Formulation Process: Highlight: FACULTY

Beauty companies have a choice when it comes to formulating. Here’s an inside look on the different processes beauty companies can take in the beauty business. The formulation can be a stressful journey for a founder because there are so many different logical paths that you can take to get there. You can be as extreme as doing it completely in-house, purchasing a lab, hiring a chemist, purchasing all the material, doing it yourself, or self-production. The other extreme is white labeling something that exists. Which for some brands that work, for other brands it doesn’t. You’re pre-purchasing a formula that already exists, slapping your logo onto it and then you are bringing it into your distribution channel. FACULTY is in the middle. What we do at FACULTY is work with some of the best suppliers and formulators in the industry to put together custom formulas. Have them tailored to how we want them in a way that we believe is going to add value to the customer. Now, what does that mean? That means working with our advisors who have spent almost 30 years at some of the biggest makeup brands, who have created some of the makeup brands and skincare brands you probably use today, and determining what makes sense for the skin type we’re going after. When we think about the differences, the male skin type is much more porous, which means that grime, dirt, dust, debris get into your pores, clog them, and give you acne and all other skin problems that come from that. What we’ve realized is that the makeup products that exist on the market, do the same thing because they’re made with comedogenic ingredients and comedogenic ingredients clogs your pores. What we’ve said at FACULTY is whenever we get the chance, we will always make it with non-comedogenic ingredients. This means the products are better for your skin chemically, and leave you feeling good about what’s on your face and not worried about getting acne or any other skincare, irritations, and problems. We take all these design principles from trying to build a premium formula to thinking about the skin type we’re going after to the experience of pumping a product into your hand or taking it out of a bottle. We triangulate all of those together to come to a formula that we believe works for the market and our customers.

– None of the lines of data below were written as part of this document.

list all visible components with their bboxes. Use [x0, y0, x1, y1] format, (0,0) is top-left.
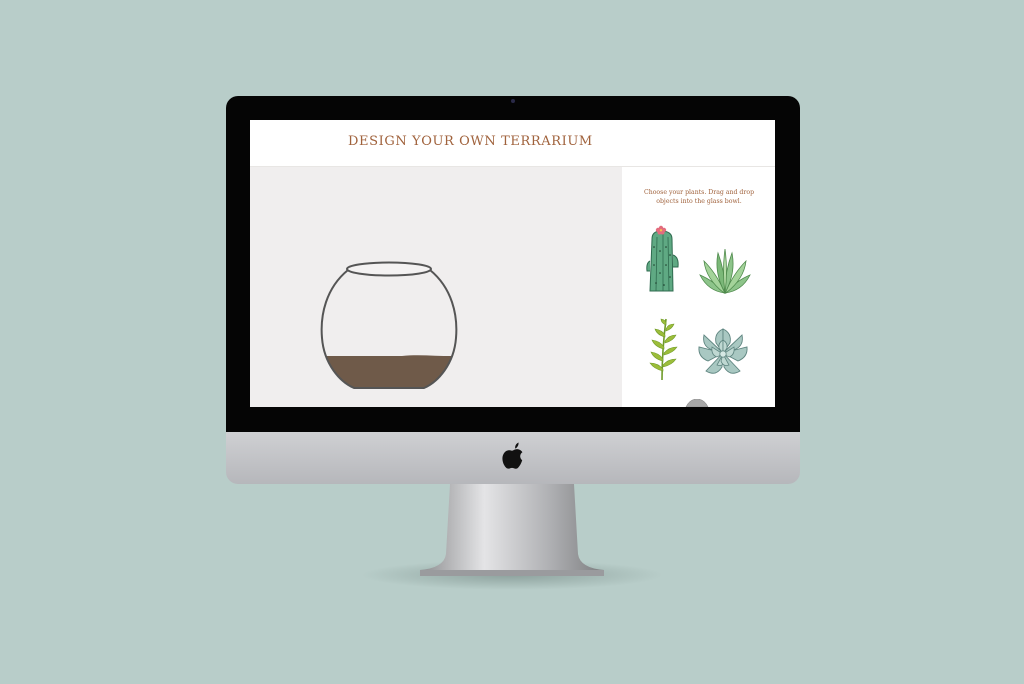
apple-icon: [502, 442, 523, 469]
echeveria-icon[interactable]: [696, 327, 750, 379]
monitor-chin: [226, 432, 800, 484]
page-title: DESIGN YOUR OWN TERRARIUM: [348, 134, 593, 149]
monitor-stand: [420, 484, 604, 576]
webcam: [511, 99, 515, 103]
plant-peek-icon[interactable]: [684, 399, 710, 407]
glass-bowl[interactable]: [318, 260, 460, 394]
desktop-mockup: DESIGN YOUR OWN TERRARIUM Choose your pl…: [0, 0, 1024, 684]
instructions-text: Choose your plants. Drag and drop object…: [643, 189, 755, 205]
plant-sidebar: Choose your plants. Drag and drop object…: [622, 167, 775, 407]
terrarium-canvas[interactable]: [250, 167, 622, 407]
fern-icon[interactable]: [646, 317, 680, 381]
aloe-icon[interactable]: [698, 247, 752, 297]
browser-screen: DESIGN YOUR OWN TERRARIUM Choose your pl…: [250, 120, 775, 407]
cactus-icon[interactable]: [644, 225, 682, 297]
page-header: DESIGN YOUR OWN TERRARIUM: [250, 120, 775, 167]
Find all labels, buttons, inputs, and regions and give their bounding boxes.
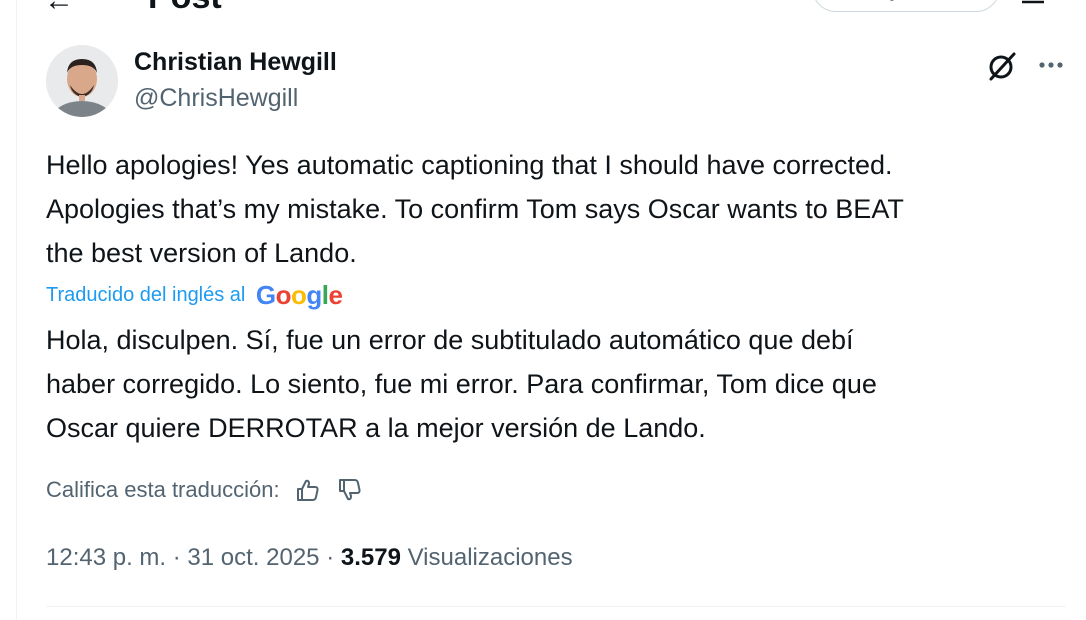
- post-meta: 12:43 p. m. · 31 oct. 2025 · 3.579 Visua…: [46, 544, 573, 572]
- google-letter: o: [290, 280, 307, 310]
- translated-text-line: Hola, disculpen. Sí, fue un error de sub…: [46, 325, 854, 355]
- google-letter: g: [306, 280, 322, 310]
- translated-text-line: Oscar quiere DERROTAR a la mejor versión…: [46, 413, 706, 443]
- more-icon[interactable]: [1036, 50, 1066, 80]
- post-date[interactable]: 31 oct. 2025: [187, 544, 319, 571]
- google-logo: Google: [256, 280, 343, 311]
- rate-label: Califica esta traducción:: [46, 477, 280, 502]
- thumbs-down-icon[interactable]: [336, 476, 364, 504]
- avatar-image: [46, 45, 118, 117]
- meta-separator: ·: [172, 544, 181, 571]
- google-letter: G: [255, 280, 276, 310]
- google-letter: o: [275, 280, 292, 310]
- post-text: Hello apologies! Yes automatic captionin…: [46, 143, 1056, 275]
- top-bar: ← Post Responder: [0, 0, 1086, 18]
- meta-separator: ·: [326, 544, 335, 571]
- reply-button[interactable]: Responder: [812, 0, 1000, 12]
- translated-label[interactable]: Traducido del inglés al: [46, 284, 245, 306]
- column-divider: [16, 0, 17, 620]
- translated-text-line: haber corregido. Lo siento, fue mi error…: [46, 369, 877, 399]
- post-text-line: Hello apologies! Yes automatic captionin…: [46, 150, 893, 180]
- divider: [46, 606, 1066, 607]
- post-text-line: the best version of Lando.: [46, 238, 357, 268]
- grok-icon[interactable]: [984, 48, 1020, 84]
- avatar[interactable]: [46, 45, 118, 117]
- author-name[interactable]: Christian Hewgill: [134, 48, 337, 77]
- google-letter: e: [328, 280, 343, 310]
- arrow-left-icon[interactable]: ←: [44, 0, 74, 18]
- views-count: 3.579: [340, 544, 401, 571]
- translation-attribution: Traducido del inglés al Google: [46, 280, 343, 311]
- author-handle[interactable]: @ChrisHewgill: [134, 84, 298, 113]
- page-title: Post: [148, 0, 222, 17]
- google-wordmark: Google: [256, 280, 343, 310]
- post-text-line: Apologies that’s my mistake. To confirm …: [46, 194, 904, 224]
- views-label: Visualizaciones: [407, 544, 573, 571]
- settings-icon[interactable]: [1018, 0, 1048, 6]
- thumbs-up-icon[interactable]: [294, 476, 322, 504]
- translated-text: Hola, disculpen. Sí, fue un error de sub…: [46, 318, 1056, 450]
- post-time[interactable]: 12:43 p. m.: [46, 544, 166, 571]
- rate-translation: Califica esta traducción:: [46, 476, 364, 510]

Beauty Industry Perspectives: How to Be Successful in this Industry

The beauty business is quite competitive and fast-paced, but there are three important traits that will help you succeed. Jihan Thompson, the co-founder and CEO of Swivel Beauty, believes persistence is number one. Persistence means not giving up, whether you’ve heard no a million times or you’ve tried and failed. Keep figuring out solutions, advance your online beauty education, hone your craft, and keep improving. This level of persistence and not taking no for an answer is incredibly important. Number two, be a risk taker. Be willing to say yes when others say no. Be willing to put yourself out there, even if it feels a little bit scary. Your willingness to take risks helps get you to that next level in your beauty career. It will put you in a position for massive opportunities for growth. Put yourself out there. Take those calculated risks. No matter how scary they are, those are the ones that are going to really help grow your career. Lastly, Thompson says to focus on being business-minded. While the beauty industry can be such a creative field, it’s also super important to have business acumen. Think about how you’re going to strategically grow your business and invest in your ongoing beauty education. Contemplate how you’re going to get from where you are to where you want to go, your dreams and goals, and the steps you’ll need to take to get there. Don’t be afraid to think about the business side of things too at the start of your beauty career. When you put all of those traits together – you’re persistent, a risk taker, and understand the business side of what you’re doing – it creates a triple threat and helps you grow in your business.